That's when things came off the rails.
“What are we doing up here?” shouted Marcus, his voice filling the house. “What the hell are you doing here? Where the fuck have you been?”
“Watch your tone with me,” snapped back Kyara, still trying to control the situation.
“The hell I will,” yelled Marcus. “You disappear for nine months with no word, just gone, and you tell me to watch my tone. Bullshit, Kyara. Bullshit. You owe us an explanation.”
“I don't owe you anything,” responded Kyara, hands on her hips.
Trip's large hand reached out, gently tapping his brother. Even as Marcus shook off the hand, Trip spoke.
“We worried you were dead, Kyara. We didn't know where you'd gone.”
That stopped her short, all her righteous indignation fleeing at the thought of them, silently worrying over her.
“I left a note,” she said, her voice far less certain now.
“I have an opportunity to go start a new life. Please let me be. Love, Kyara,” quoted Trip from memory.
“And you couldn't follow those directions?” responded Kyara, trying to regain her momentum.
“Directions? That's barely a note,” started Marcus again, his patience clearly gone. “You just up and disappeared, no explanation, no warning, and you just want us to sit by and take it? What is that supposed to ...”
Again, Trip interrupted.
“Perhaps,” Trip said, his deep, powerful voice overriding his brother's harsher tones, “now that we're here, you might be willing to explain why you left.”
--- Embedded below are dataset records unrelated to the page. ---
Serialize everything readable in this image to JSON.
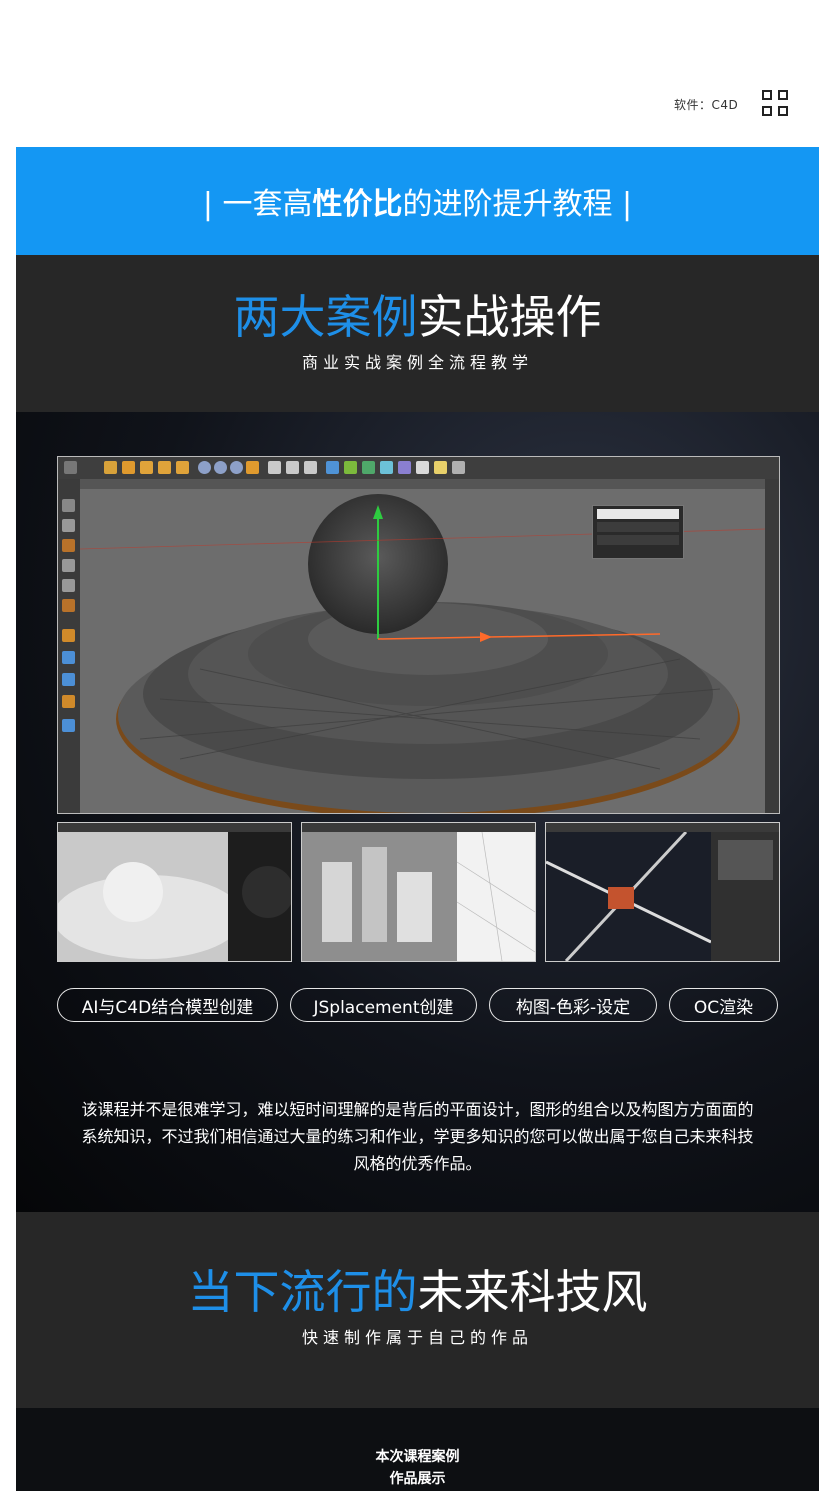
{
  "header": {
    "software_label": "软件：C4D",
    "menu_icon": "grid-menu-icon"
  },
  "banner": {
    "prefix": "| 一套高",
    "bold": "性价比",
    "suffix": "的进阶提升教程 |",
    "bg_color": "#1497f3"
  },
  "section1": {
    "title_blue": "两大案例",
    "title_white": "实战操作",
    "subtitle": "商业实战案例全流程教学"
  },
  "showcase": {
    "tags": [
      "AI与C4D结合模型创建",
      "JSplacement创建",
      "构图-色彩-设定",
      "OC渲染"
    ],
    "description": "该课程并不是很难学习，难以短时间理解的是背后的平面设计，图形的组合以及构图方方面面的系统知识，不过我们相信通过大量的练习和作业，学更多知识的您可以做出属于您自己未来科技风格的优秀作品。"
  },
  "section2": {
    "title_blue": "当下流行的",
    "title_white": "未来科技风",
    "subtitle": "快速制作属于自己的作品"
  },
  "section3": {
    "line1": "本次课程案例",
    "line2": "作品展示"
  },
  "colors": {
    "accent_blue": "#1e8fe8",
    "dark_section": "#272727"
  }
}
Silence followed his statement. The air grew heavy, both brothers waiting for her to talk.
Kyara broke first.
“I had to. I had to get away.”
Her brothers continued to look at her.
“Because of Dad?” Marcus asked eventually.
“Yes. No. Kind of,” said Kyara, sinking down into a chair across from her brothers. “I ...”
Kyara took a deep breat
h, and started again.
“You know how I spent so long talking to the police after it happened?”
Both brothers nodded.
“I ... I thought I knew whose car it was.”
Both brothers froze.
“And you didn't tell us?” asked Marcus, sounding equally hurt and outraged.
“I tried to tell the cops, but they said it wasn't enough evidence. Not enough to get a warrant. I couldn't be sure, and there were no plates, just something I thought I saw. And then they came to me, the gang, and told me I better keep my mouth shut, or, or they'd kill you, too.”
Marcus tried to speak again, but Kyara kept going.
“And I knew you, what you'd do it you thought they were threatening me. I knew you'd just get yourself killed, and then I'd be responsible for getting you killed, too. So I made a plan and left. I came all the way up here and I didn't tell you where I was so they wouldn't think that you knew, either. To protect you.”